The IT Security Guru’s Most Inspiring Women in Cyber Awards aims to shed a light on the remarkable women in our industry. The following is a feature on just one of the many phenomenal women put forward for the 2021 awards. Presented in a Q&A format, the nominee’s answers are written in their own words with minor edits made by the editor for readability.

This year, the awards are sponsored by KPMG and Beazley.

Sema Yuce, Director at Truth ISC Technology and Security Consultancy LTD

What does your job role entail?

I am the founder and director of a boutique London-based information security governance, risk, and compliance (GRC) management consulting firm specialising in providing creative, cost-effective, independent management consultancy and security awareness solutions.

How did you get into the cybersecurity industry?

I started in the field of software development and project management. In 2007, I had the chance of a lifetime to lead the project of creating the electronic mobile signature solution including cyber security controls, HSMs, a data centre and a trust centre. During this project, I had to learn digital signatures, public key infrastructure, implement ISMS, get ISO27001 certified and create a secure & compliant turn-key solution. Once the project was successfully completed, there was no going back to software development, I had found my passion: cyber security!

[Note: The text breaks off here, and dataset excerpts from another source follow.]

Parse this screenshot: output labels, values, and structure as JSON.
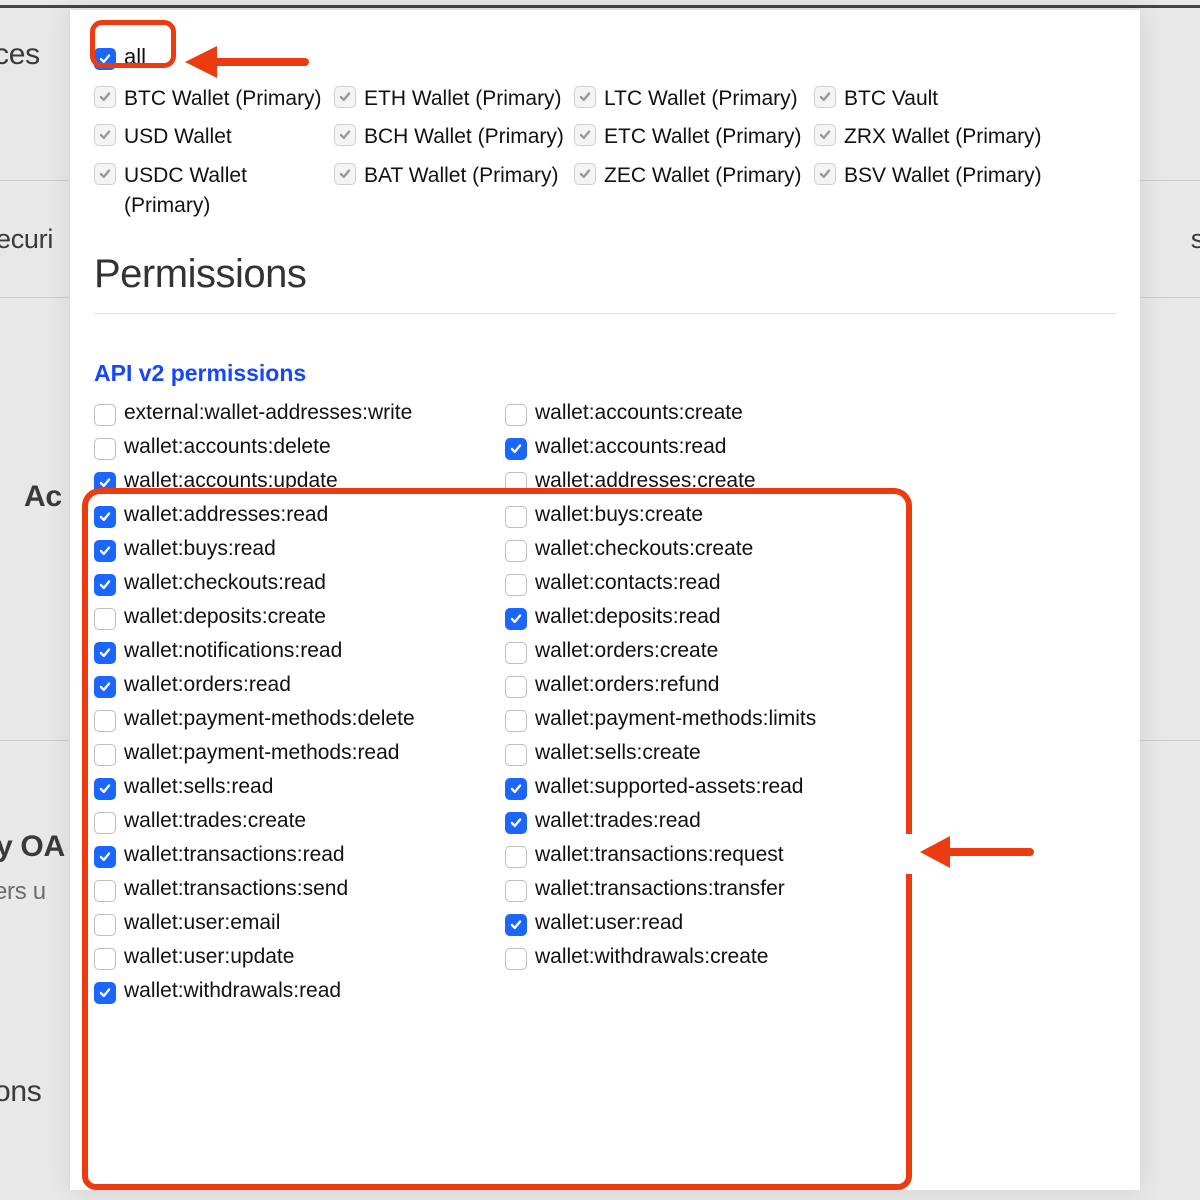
{
  "bg": {
    "ces": "ces",
    "securi": "ecuri",
    "ac": "Ac",
    "yoau": "y OA",
    "hersU": "ers u",
    "ons": "ons",
    "s_right": "s"
  },
  "accounts": {
    "all_label": "all",
    "items": [
      {
        "label": "BTC Wallet (Primary)",
        "checked": true
      },
      {
        "label": "ETH Wallet (Primary)",
        "checked": true
      },
      {
        "label": "LTC Wallet (Primary)",
        "checked": true
      },
      {
        "label": "BTC Vault",
        "checked": true
      },
      {
        "label": "USD Wallet",
        "checked": true
      },
      {
        "label": "BCH Wallet (Primary)",
        "checked": true
      },
      {
        "label": "ETC Wallet (Primary)",
        "checked": true
      },
      {
        "label": "ZRX Wallet (Primary)",
        "checked": true
      },
      {
        "label": "USDC Wallet (Primary)",
        "checked": true
      },
      {
        "label": "BAT Wallet (Primary)",
        "checked": true
      },
      {
        "label": "ZEC Wallet (Primary)",
        "checked": true
      },
      {
        "label": "BSV Wallet (Primary)",
        "checked": true
      }
    ]
  },
  "headings": {
    "permissions": "Permissions",
    "api_v2": "API v2 permissions"
  },
  "permissions": [
    {
      "label": "external:wallet-addresses:write",
      "checked": false
    },
    {
      "label": "wallet:accounts:create",
      "checked": false
    },
    {
      "label": "wallet:accounts:delete",
      "checked": false
    },
    {
      "label": "wallet:accounts:read",
      "checked": true
    },
    {
      "label": "wallet:accounts:update",
      "checked": true
    },
    {
      "label": "wallet:addresses:create",
      "checked": false
    },
    {
      "label": "wallet:addresses:read",
      "checked": true
    },
    {
      "label": "wallet:buys:create",
      "checked": false
    },
    {
      "label": "wallet:buys:read",
      "checked": true
    },
    {
      "label": "wallet:checkouts:create",
      "checked": false
    },
    {
      "label": "wallet:checkouts:read",
      "checked": true
    },
    {
      "label": "wallet:contacts:read",
      "checked": false
    },
    {
      "label": "wallet:deposits:create",
      "checked": false
    },
    {
      "label": "wallet:deposits:read",
      "checked": true
    },
    {
      "label": "wallet:notifications:read",
      "checked": true
    },
    {
      "label": "wallet:orders:create",
      "checked": false
    },
    {
      "label": "wallet:orders:read",
      "checked": true
    },
    {
      "label": "wallet:orders:refund",
      "checked": false
    },
    {
      "label": "wallet:payment-methods:delete",
      "checked": false
    },
    {
      "label": "wallet:payment-methods:limits",
      "checked": false
    },
    {
      "label": "wallet:payment-methods:read",
      "checked": false
    },
    {
      "label": "wallet:sells:create",
      "checked": false
    },
    {
      "label": "wallet:sells:read",
      "checked": true
    },
    {
      "label": "wallet:supported-assets:read",
      "checked": true
    },
    {
      "label": "wallet:trades:create",
      "checked": false
    },
    {
      "label": "wallet:trades:read",
      "checked": true
    },
    {
      "label": "wallet:transactions:read",
      "checked": true
    },
    {
      "label": "wallet:transactions:request",
      "checked": false
    },
    {
      "label": "wallet:transactions:send",
      "checked": false
    },
    {
      "label": "wallet:transactions:transfer",
      "checked": false
    },
    {
      "label": "wallet:user:email",
      "checked": false
    },
    {
      "label": "wallet:user:read",
      "checked": true
    },
    {
      "label": "wallet:user:update",
      "checked": false
    },
    {
      "label": "wallet:withdrawals:create",
      "checked": false
    },
    {
      "label": "wallet:withdrawals:read",
      "checked": true
    }
  ]
}
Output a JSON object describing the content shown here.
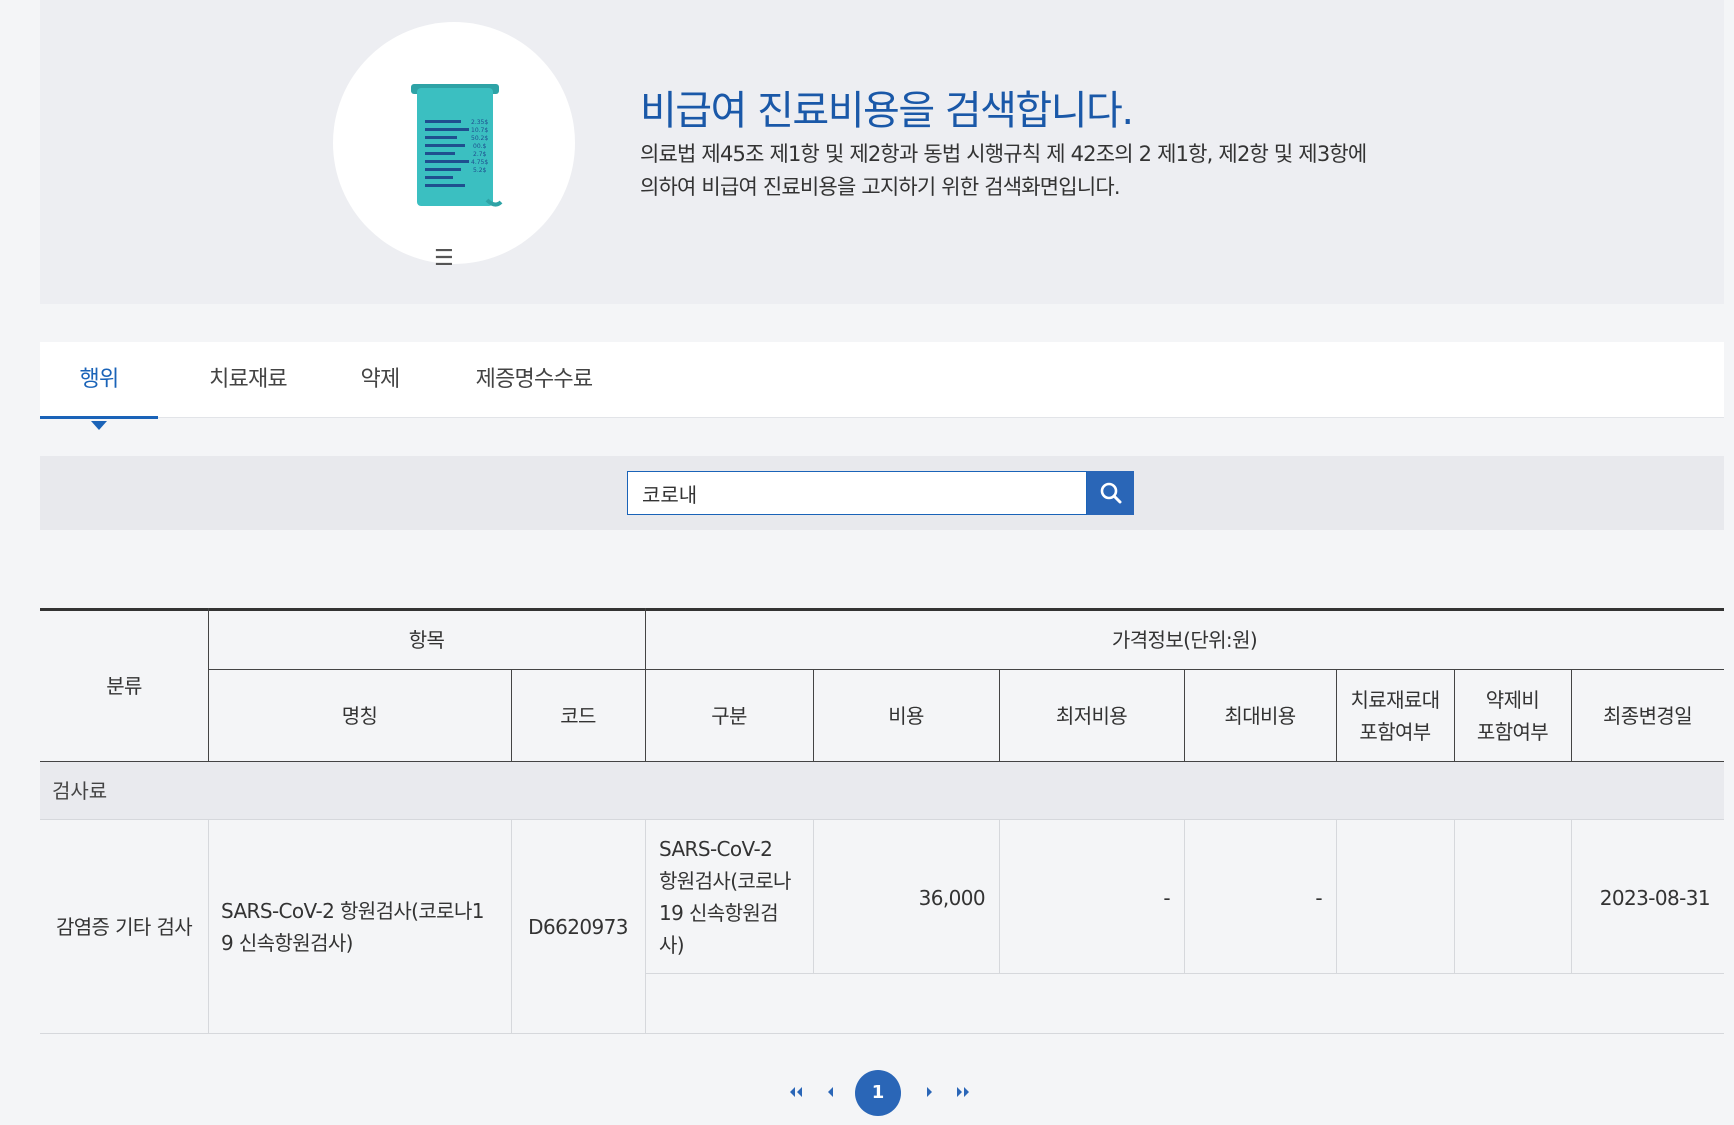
{
  "hero": {
    "title": "비급여 진료비용을 검색합니다.",
    "desc_line1": "의료법 제45조 제1항 및 제2항과 동법 시행규칙 제 42조의 2 제1항, 제2항 및 제3항에",
    "desc_line2": "의하여 비급여 진료비용을 고지하기 위한 검색화면입니다.",
    "receipt_values": [
      "2.35$",
      "10.7$",
      "50.2$",
      "00.$",
      "2.7$",
      "4.75$",
      "5.2$"
    ],
    "menu_icon": "hamburger-icon"
  },
  "tabs": [
    {
      "label": "행위",
      "active": true
    },
    {
      "label": "치료재료",
      "active": false
    },
    {
      "label": "약제",
      "active": false
    },
    {
      "label": "제증명수수료",
      "active": false
    }
  ],
  "search": {
    "value": "코로내",
    "button_icon": "search-icon"
  },
  "table": {
    "headers": {
      "category": "분류",
      "item_group": "항목",
      "price_group": "가격정보(단위:원)",
      "name": "명칭",
      "code": "코드",
      "division": "구분",
      "cost": "비용",
      "min_cost": "최저비용",
      "max_cost": "최대비용",
      "material_line1": "치료재료대",
      "material_line2": "포함여부",
      "drug_line1": "약제비",
      "drug_line2": "포함여부",
      "last_changed": "최종변경일"
    },
    "group_label": "검사료",
    "rows": [
      {
        "category": "감염증 기타 검사",
        "name_line1": "SARS-CoV-2 항원검사(코로나1",
        "name_line2": "9 신속항원검사)",
        "code": "D6620973",
        "division_lines": [
          "SARS-CoV-2",
          "항원검사(코로나",
          "19 신속항원검",
          "사)"
        ],
        "cost": "36,000",
        "min_cost": "-",
        "max_cost": "-",
        "material_included": "",
        "drug_included": "",
        "last_changed": "2023-08-31"
      }
    ]
  },
  "pagination": {
    "first": "first-page-icon",
    "prev": "prev-page-icon",
    "current": "1",
    "next": "next-page-icon",
    "last": "last-page-icon"
  },
  "colors": {
    "accent": "#1a63b8",
    "title_blue": "#1a58a8",
    "receipt_teal": "#3bbfc1"
  }
}
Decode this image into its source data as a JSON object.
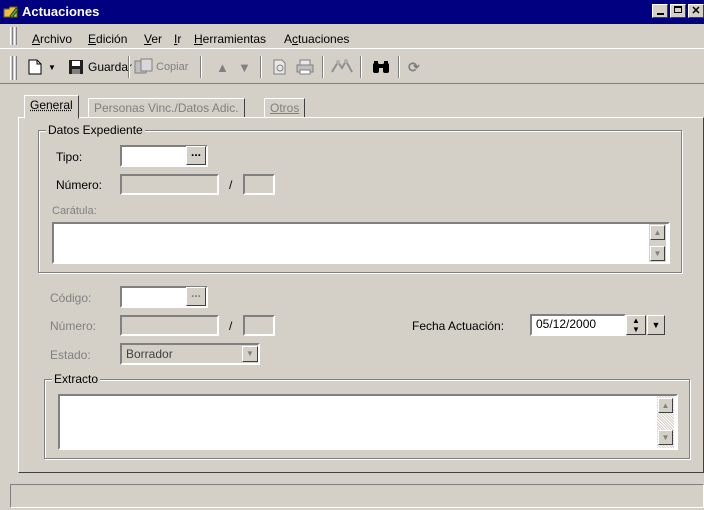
{
  "window": {
    "title": "Actuaciones",
    "icon": "folder-pencil-icon",
    "controls": [
      "minimize-icon",
      "maximize-icon",
      "close-icon"
    ]
  },
  "menu": {
    "archivo": "Archivo",
    "edicion": "Edición",
    "ver": "Ver",
    "ir": "Ir",
    "herramientas": "Herramientas",
    "actuaciones": "Actuaciones"
  },
  "toolbar": {
    "new_icon": "new-document-icon",
    "save_label": "Guardar",
    "copy_label": "Copiar",
    "nav_icons": [
      "arrow-up-icon",
      "arrow-down-icon"
    ],
    "other_icons": [
      "print-preview-icon",
      "print-icon",
      "workflow-icon",
      "binoculars-icon",
      "refresh-icon"
    ]
  },
  "tabs": {
    "general": "General",
    "personas": "Personas Vinc./Datos Adic.",
    "otros": "Otros"
  },
  "expediente": {
    "group_label": "Datos Expediente",
    "tipo_label": "Tipo:",
    "tipo_value": "",
    "numero_label": "Número:",
    "numero_value": "",
    "separator": "/",
    "anio_value": "",
    "caratula_label": "Carátula:",
    "caratula_value": ""
  },
  "actuacion": {
    "codigo_label": "Código:",
    "codigo_value": "",
    "numero_label": "Número:",
    "numero_value": "",
    "separator": "/",
    "anio_value": "",
    "fecha_label": "Fecha Actuación:",
    "fecha_value": "05/12/2000",
    "estado_label": "Estado:",
    "estado_value": "Borrador",
    "extracto_label": "Extracto",
    "extracto_value": ""
  },
  "dots_label": "...",
  "status": ""
}
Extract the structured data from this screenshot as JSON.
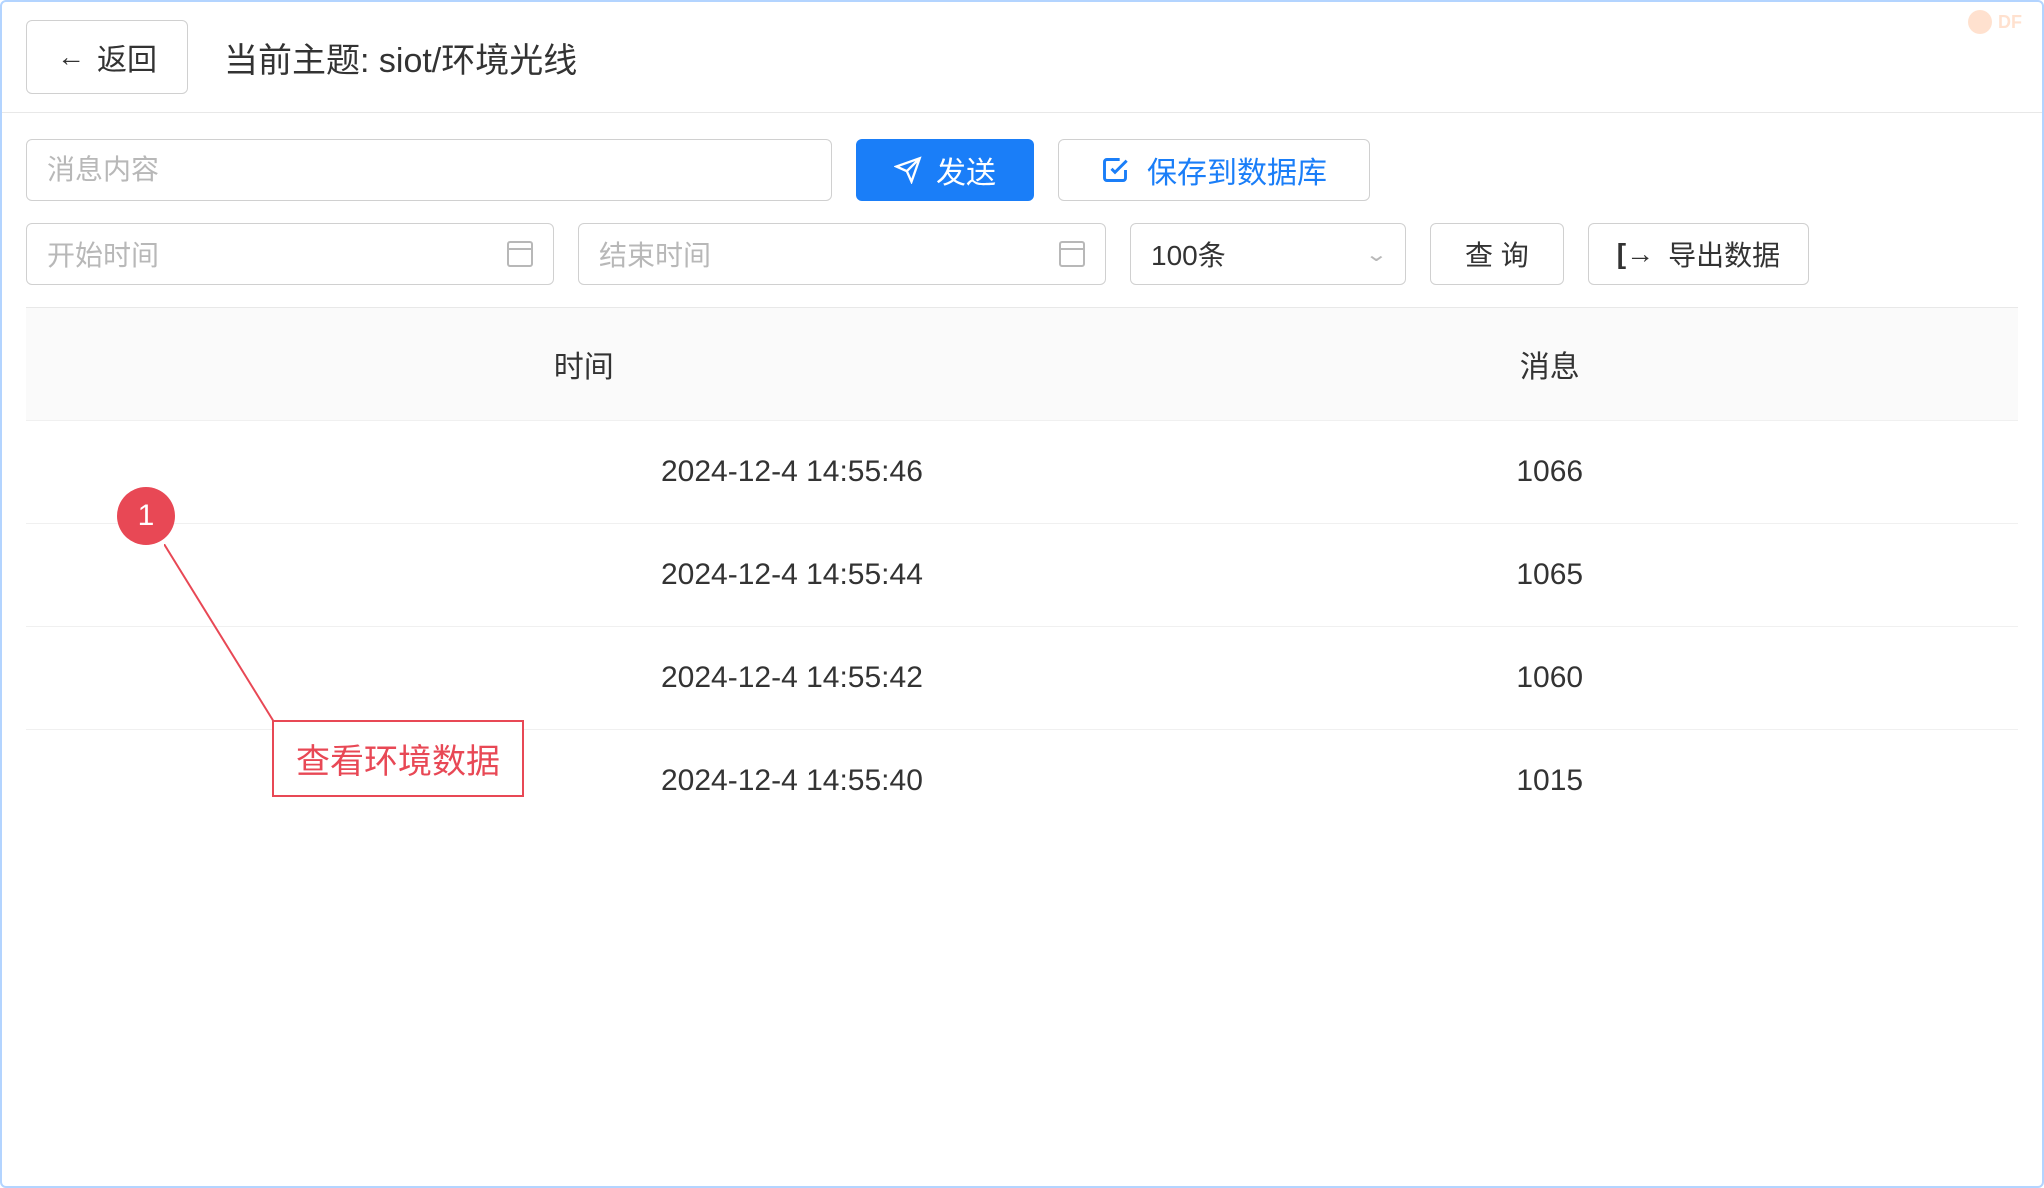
{
  "watermark": {
    "text": "DF"
  },
  "header": {
    "back_label": "返回",
    "title": "当前主题: siot/环境光线"
  },
  "inputs": {
    "message_placeholder": "消息内容",
    "start_time_placeholder": "开始时间",
    "end_time_placeholder": "结束时间"
  },
  "buttons": {
    "send": "发送",
    "save_db": "保存到数据库",
    "query": "查 询",
    "export": "导出数据"
  },
  "select": {
    "count_value": "100条"
  },
  "table": {
    "headers": {
      "time": "时间",
      "message": "消息"
    },
    "rows": [
      {
        "time": "2024-12-4 14:55:46",
        "message": "1066"
      },
      {
        "time": "2024-12-4 14:55:44",
        "message": "1065"
      },
      {
        "time": "2024-12-4 14:55:42",
        "message": "1060"
      },
      {
        "time": "2024-12-4 14:55:40",
        "message": "1015"
      }
    ]
  },
  "annotation": {
    "number": "1",
    "label": "查看环境数据"
  }
}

What is one of the biggest challenges you have faced as a woman in the tech/cyber industry and how did you overcome it?

I was the only girl in my university degree programme and I graduated with the highest grade. I am so glad that I was prepared to be the only woman in the room as this was almost always the case at work. My biggest challenge was gaining the trust of technology teams when I was leading security and governance. At first, they didn’t show confidence (most probably because of my gender); however, I overcame this after having several deep conversations about the technologies they were using, their problems and how security could help them solve these and become an enabler.

What are your top three greatest accomplishments you have achieved during your career so far?

1. Management of an electronic/mobile signature project and leading the creation of its certificate authority infrastructure, data centre and trust centre with an amazing multi-company and multinational team.
2. Implementation of ISO27001 to 11 companies from diverse sectors with various scopes in different countries.
3. Establishment of my consultancy company after 19 years of corporate life (last position as a Senior VP and CISO), finding the courage to leave my comfort zone and moving to the UK without knowing where to start. Since then, I have worked with amazing clients and continually supported their information / cyber security programmes.

What are you doing to support other women, and/or to increase diversity, in the tech/cyber industry?

I am a volunteer at the SANS Institute and have translated their monthly security awareness letter for more than five years. I am also a Professional Member at the British Computer Society (BCS), Silver Member at ISACA London Chapter and an ambassador for SheLeadsTech. I am an instructor at Fintech Istanbul for the Cyber Security and Computer Ethics classes. I created the course outline and facilitate these courses.

I mentored 12 female professionals who decided to move their careers into cyber security during my career. I am also an active member and a mentor at Reed – Women in Technology Mentoring Scheme where I help women working in IT, Digital, Data and Transformation and support individual performance in their current role and the achievement of their career goals. I also contribute to industry publications as a voluntary reviewer at the BCS. In 2020, I had the honour of winning the TechWomen2020 Awards for my outstanding contribution to the women in the technology sector.

I try to use every opportunity to increase diversity in the tech/cyber industry and I believe we have a lot of work to do; however, diversity is only the start and we should also focus on inclusion as we need every voice to be heard if we want to make the world a better place. I love numbers and I am a believer in “you cannot improve it if you cannot measure it”. If I may, I kindly suggest that everyone read the “Decrypting Diversity 2020” which is a joint report between the National Cyber Security Centre (NCSC) and KPMG UK to get a clearer picture of the facts.

What is one piece of advice you would give to girls/women looking to enter the cybersecurity industry?

If men can do it, you can do it too. In fact, I think you can do it even better with all the soft skills you have, as the industry needs them desperately!